Additionally, we realized too late into the project that we had made the mistake of spreading our resources too thin by attempting to work on other problems at the same time we were working on our trending prediction model. Had the entire focus of the project been on this one issue, we may have determined a better way to address some of the setbacks we encountered.
Pulling data from a public API that is not well documented and includes publication-specific variables and terminology caused us to have a significant gap in our domain knowledge, despite one team member's background in web analytics.
What could have been better?
As we made progress collecting and augmenting our dataset, we quickly realized that the textual data we collected might benefit from also collecting the contents of each article. However, because we were using BuzzFeed as our primary data source, a significant number of articles were comprised of aggregated content - that is, content pulled in from other web platforms such as Twitter, Tumblr, YouTube, etc. Moreover, the API data did not contain a direct link to the articles themselves, though this issue might have been sidestepped by mixing and mashing "username" and "uri" data points.

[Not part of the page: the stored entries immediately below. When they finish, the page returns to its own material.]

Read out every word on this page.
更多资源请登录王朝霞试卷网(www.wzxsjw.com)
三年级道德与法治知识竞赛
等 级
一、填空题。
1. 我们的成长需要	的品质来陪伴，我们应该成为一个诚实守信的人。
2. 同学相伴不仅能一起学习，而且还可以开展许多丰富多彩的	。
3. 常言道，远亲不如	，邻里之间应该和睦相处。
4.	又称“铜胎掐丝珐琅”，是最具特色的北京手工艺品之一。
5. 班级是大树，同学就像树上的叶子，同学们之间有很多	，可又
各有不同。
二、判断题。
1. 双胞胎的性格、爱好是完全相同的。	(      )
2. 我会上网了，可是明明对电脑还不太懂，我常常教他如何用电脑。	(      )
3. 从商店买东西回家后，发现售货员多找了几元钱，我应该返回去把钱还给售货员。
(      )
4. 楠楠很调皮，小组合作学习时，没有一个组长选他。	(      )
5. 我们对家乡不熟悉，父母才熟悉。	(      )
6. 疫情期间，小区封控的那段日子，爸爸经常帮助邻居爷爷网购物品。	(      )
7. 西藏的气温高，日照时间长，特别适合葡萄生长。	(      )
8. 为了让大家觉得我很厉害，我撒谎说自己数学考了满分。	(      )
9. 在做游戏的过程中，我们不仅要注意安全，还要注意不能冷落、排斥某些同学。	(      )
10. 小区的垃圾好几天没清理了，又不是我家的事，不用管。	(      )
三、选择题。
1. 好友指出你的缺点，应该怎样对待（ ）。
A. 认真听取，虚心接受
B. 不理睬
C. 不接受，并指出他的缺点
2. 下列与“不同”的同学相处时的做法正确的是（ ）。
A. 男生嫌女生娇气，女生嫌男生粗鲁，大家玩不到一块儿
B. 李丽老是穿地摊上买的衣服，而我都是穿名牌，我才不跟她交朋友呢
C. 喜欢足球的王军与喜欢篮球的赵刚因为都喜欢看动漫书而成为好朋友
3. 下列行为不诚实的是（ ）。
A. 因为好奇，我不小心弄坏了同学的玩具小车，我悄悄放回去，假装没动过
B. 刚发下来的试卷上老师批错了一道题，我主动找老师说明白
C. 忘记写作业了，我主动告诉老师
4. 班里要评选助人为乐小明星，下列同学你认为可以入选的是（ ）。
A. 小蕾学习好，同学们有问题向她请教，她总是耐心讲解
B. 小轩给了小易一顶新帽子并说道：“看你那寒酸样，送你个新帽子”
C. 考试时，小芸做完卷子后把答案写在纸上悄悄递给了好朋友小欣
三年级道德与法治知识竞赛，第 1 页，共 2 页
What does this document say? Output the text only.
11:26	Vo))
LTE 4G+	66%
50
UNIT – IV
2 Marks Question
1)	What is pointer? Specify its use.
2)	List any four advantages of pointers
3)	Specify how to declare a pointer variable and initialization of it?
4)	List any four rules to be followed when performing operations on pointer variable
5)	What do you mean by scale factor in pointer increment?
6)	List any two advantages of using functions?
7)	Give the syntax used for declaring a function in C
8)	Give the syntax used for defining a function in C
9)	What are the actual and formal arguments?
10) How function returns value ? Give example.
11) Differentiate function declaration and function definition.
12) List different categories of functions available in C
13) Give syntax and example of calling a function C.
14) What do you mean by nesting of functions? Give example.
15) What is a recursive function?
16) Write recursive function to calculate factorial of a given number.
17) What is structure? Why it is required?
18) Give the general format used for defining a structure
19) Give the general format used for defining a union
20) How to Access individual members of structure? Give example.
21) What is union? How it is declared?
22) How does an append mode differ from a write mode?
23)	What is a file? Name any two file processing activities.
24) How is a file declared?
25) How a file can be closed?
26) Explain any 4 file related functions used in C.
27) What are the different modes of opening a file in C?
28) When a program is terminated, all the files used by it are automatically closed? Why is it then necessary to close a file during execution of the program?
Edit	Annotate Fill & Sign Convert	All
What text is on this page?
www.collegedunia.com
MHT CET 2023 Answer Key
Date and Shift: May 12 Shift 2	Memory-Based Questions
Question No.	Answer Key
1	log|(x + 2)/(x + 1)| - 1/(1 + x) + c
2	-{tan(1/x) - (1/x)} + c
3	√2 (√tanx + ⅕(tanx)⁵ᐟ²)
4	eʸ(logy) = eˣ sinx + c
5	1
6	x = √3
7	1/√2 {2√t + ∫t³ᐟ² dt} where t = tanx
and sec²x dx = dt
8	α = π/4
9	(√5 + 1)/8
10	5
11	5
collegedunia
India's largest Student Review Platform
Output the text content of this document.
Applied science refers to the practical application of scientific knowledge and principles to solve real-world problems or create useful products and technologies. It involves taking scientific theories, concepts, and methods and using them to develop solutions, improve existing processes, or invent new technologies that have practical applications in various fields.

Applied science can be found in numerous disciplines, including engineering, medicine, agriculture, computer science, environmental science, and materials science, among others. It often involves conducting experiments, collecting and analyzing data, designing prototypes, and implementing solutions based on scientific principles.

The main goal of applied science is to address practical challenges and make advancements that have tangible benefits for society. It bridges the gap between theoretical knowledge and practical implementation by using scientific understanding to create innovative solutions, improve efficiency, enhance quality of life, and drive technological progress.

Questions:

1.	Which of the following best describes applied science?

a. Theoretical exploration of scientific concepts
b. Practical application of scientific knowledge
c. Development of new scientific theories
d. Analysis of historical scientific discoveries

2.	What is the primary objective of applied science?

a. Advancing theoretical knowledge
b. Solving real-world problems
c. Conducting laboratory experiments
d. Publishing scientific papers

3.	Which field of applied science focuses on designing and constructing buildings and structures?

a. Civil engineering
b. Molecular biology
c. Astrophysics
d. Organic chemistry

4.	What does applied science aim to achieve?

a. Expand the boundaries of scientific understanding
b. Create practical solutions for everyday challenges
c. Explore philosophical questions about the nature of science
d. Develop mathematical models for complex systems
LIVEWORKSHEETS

Ultimately, incorporating additional article data would have required a significant level of time and effort that was simply not available for this project. Nevertheless, a more thorough approach might have found a way to web-scrape the content of the articles for which we were pulling API data.
Practically speaking, a project like this might allow news media organizations to evaluate the potential popularity of a given article based on its textual inputs. This would not act as a stand in for editorial judgment, but rather a tool to supplement and refine the process as it currently stands.
Rather than churning out excessive digital content and hoping that something will stick, further progress in this area would allow editors and content authors to see a macro-level view of what content is successful for each region and refine their efforts based on this perspective. These efforts could be improved even further if one were to train the models categorically to generate predictions that are contingent on the audience that each category serves.